The first time I heard the word "wonky" was in the remake of The Fugitive with Tommy Lee Jones and Harrison Ford. One of Jones' fellow marshals said that something was "wonky" about the Kimball case, and Jones complained about the use of words he didn't know. Yet he too knew that something was wrong, and he knew it in a way that he could not explain.
My main character, Maven Morrigan, calls that kind of knowing her Bump of Direction, which does not so much orient her as to north and south, but gives her wonk--the knowing that comes from nowhere. Where is the place of knowing? Know-where? There is a collective unconscious, a oneness of All That Is, of which each of us is a node, a part, a connection, a neuron. Just as our brains are networks of neurons and synapses, and our thoughts are electrical charges that make repeated patterns across these networks, we ourselves are synapses in the consciousness of the Universe. We have our educated intelligence, that which we have learned from our shared reality, and we have wonk, that backflow of information that comes, not from the space outside our skin, but from the inner connection to the Universe, the Inner Being, the Higher Power...pick the name that works for you.
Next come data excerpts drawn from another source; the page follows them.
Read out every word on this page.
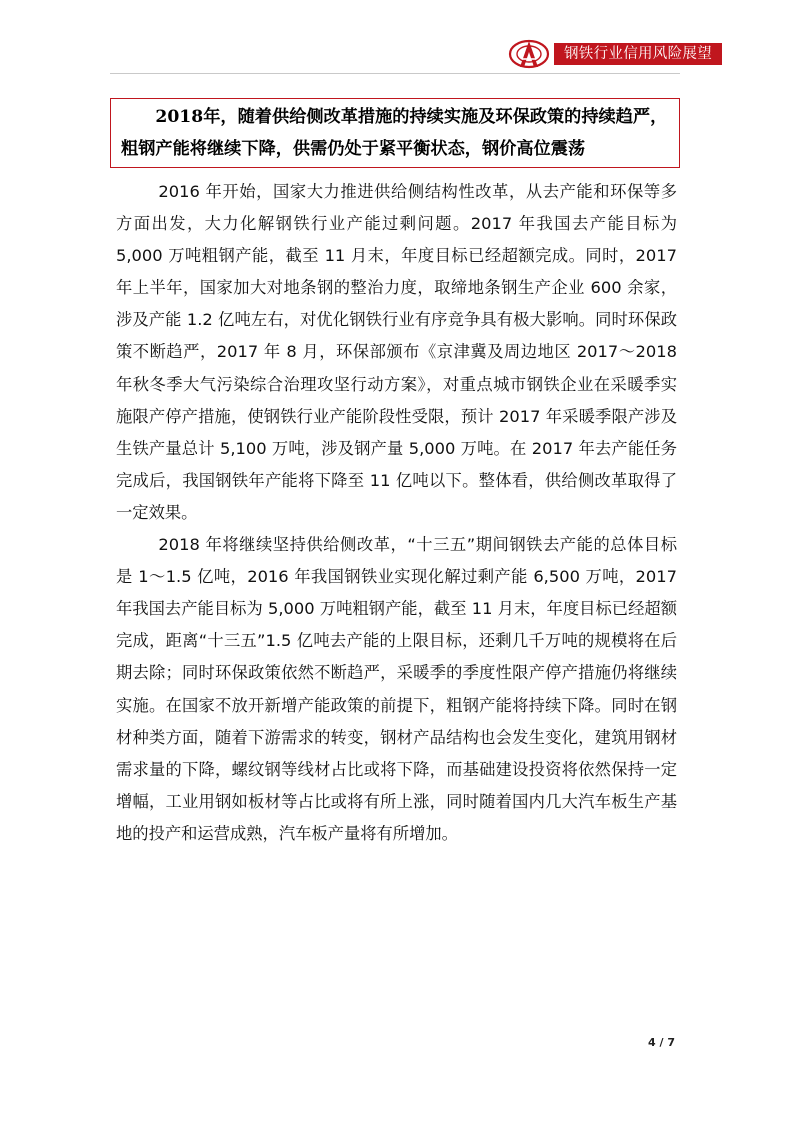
钢铁行业信用风险展望
2018年，随着供给侧改革措施的持续实施及环保政策的持续趋严，粗钢产能将继续下降，供需仍处于紧平衡状态，钢价高位震荡

2016 年开始，国家大力推进供给侧结构性改革，从去产能和环保等多方面出发，大力化解钢铁行业产能过剩问题。2017 年我国去产能目标为 5,000 万吨粗钢产能，截至 11 月末，年度目标已经超额完成。同时，2017 年上半年，国家加大对地条钢的整治力度，取缔地条钢生产企业 600 余家，涉及产能 1.2 亿吨左右，对优化钢铁行业有序竞争具有极大影响。同时环保政策不断趋严，2017 年 8 月，环保部颁布《京津冀及周边地区 2017～2018 年秋冬季大气污染综合治理攻坚行动方案》，对重点城市钢铁企业在采暖季实施限产停产措施，使钢铁行业产能阶段性受限，预计 2017 年采暖季限产涉及生铁产量总计 5,100 万吨，涉及钢产量 5,000 万吨。在 2017 年去产能任务完成后，我国钢铁年产能将下降至 11 亿吨以下。整体看，供给侧改革取得了一定效果。

2018 年将继续坚持供给侧改革，“十三五”期间钢铁去产能的总体目标是 1～1.5 亿吨，2016 年我国钢铁业实现化解过剩产能 6,500 万吨，2017 年我国去产能目标为 5,000 万吨粗钢产能，截至 11 月末，年度目标已经超额完成，距离“十三五”1.5 亿吨去产能的上限目标，还剩几千万吨的规模将在后期去除；同时环保政策依然不断趋严，采暖季的季度性限产停产措施仍将继续实施。在国家不放开新增产能政策的前提下，粗钢产能将持续下降。同时在钢材种类方面，随着下游需求的转变，钢材产品结构也会发生变化，建筑用钢材需求量的下降，螺纹钢等线材占比或将下降，而基础建设投资将依然保持一定增幅，工业用钢如板材等占比或将有所上涨，同时随着国内几大汽车板生产基地的投产和运营成熟，汽车板产量将有所增加。

4 / 7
Wonk is the muse. Wonk is the information from the still small voice. Wonk is the knowing that passes understanding, but is nevertheless true. The information that comes intuitively is often hard to understand and apply, yet its truth is undeniable. A collection of information seems wonky when a piece or two is missing, or where the mental image of the puzzle box does not match the picture that the puzzle pieces make.
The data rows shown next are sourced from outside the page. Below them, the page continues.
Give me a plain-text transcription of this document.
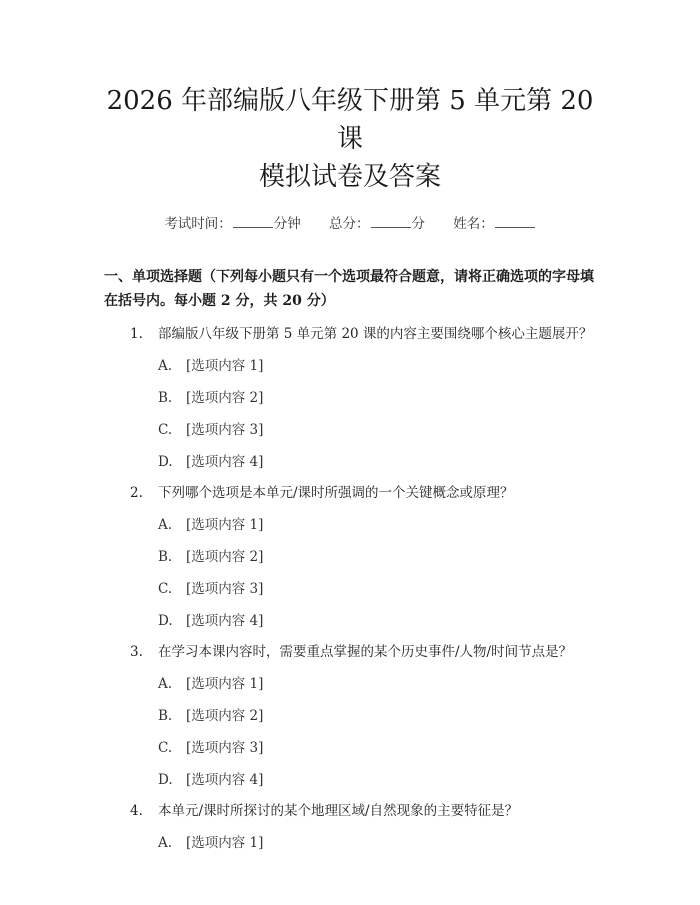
2026 年部编版八年级下册第 5 单元第 20 课
模拟试卷及答案
考试时间：	分钟 总分：	分 姓名：
一、单项选择题（下列每小题只有一个选项最符合题意，请将正确选项的字母填在括号内。每小题 2 分，共 20 分）
1.	部编版八年级下册第 5 单元第 20 课的内容主要围绕哪个核心主题展开？
A. [选项内容 1]
B. [选项内容 2]
C. [选项内容 3]
D. [选项内容 4]
2.	下列哪个选项是本单元/课时所强调的一个关键概念或原理？
A. [选项内容 1]
B. [选项内容 2]
C. [选项内容 3]
D. [选项内容 4]
3.	在学习本课内容时，需要重点掌握的某个历史事件/人物/时间节点是？
A. [选项内容 1]
B. [选项内容 2]
C. [选项内容 3]
D. [选项内容 4]
4.	本单元/课时所探讨的某个地理区域/自然现象的主要特征是？
A. [选项内容 1]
Making use of wonk is more difficult, unless you trust yourself and are not paranoid about getting intuitive information. Following a hunch, making some space for allowing wonky information to come is a new habit I intend to pursue. Kurt Goedel proved that you can't make a closed and internally consistent mathematical model that will explain everything. Some things just don't add up...and that's where the wonk comes in. Pay attention to it, because that's how you find the corners of the puzzle.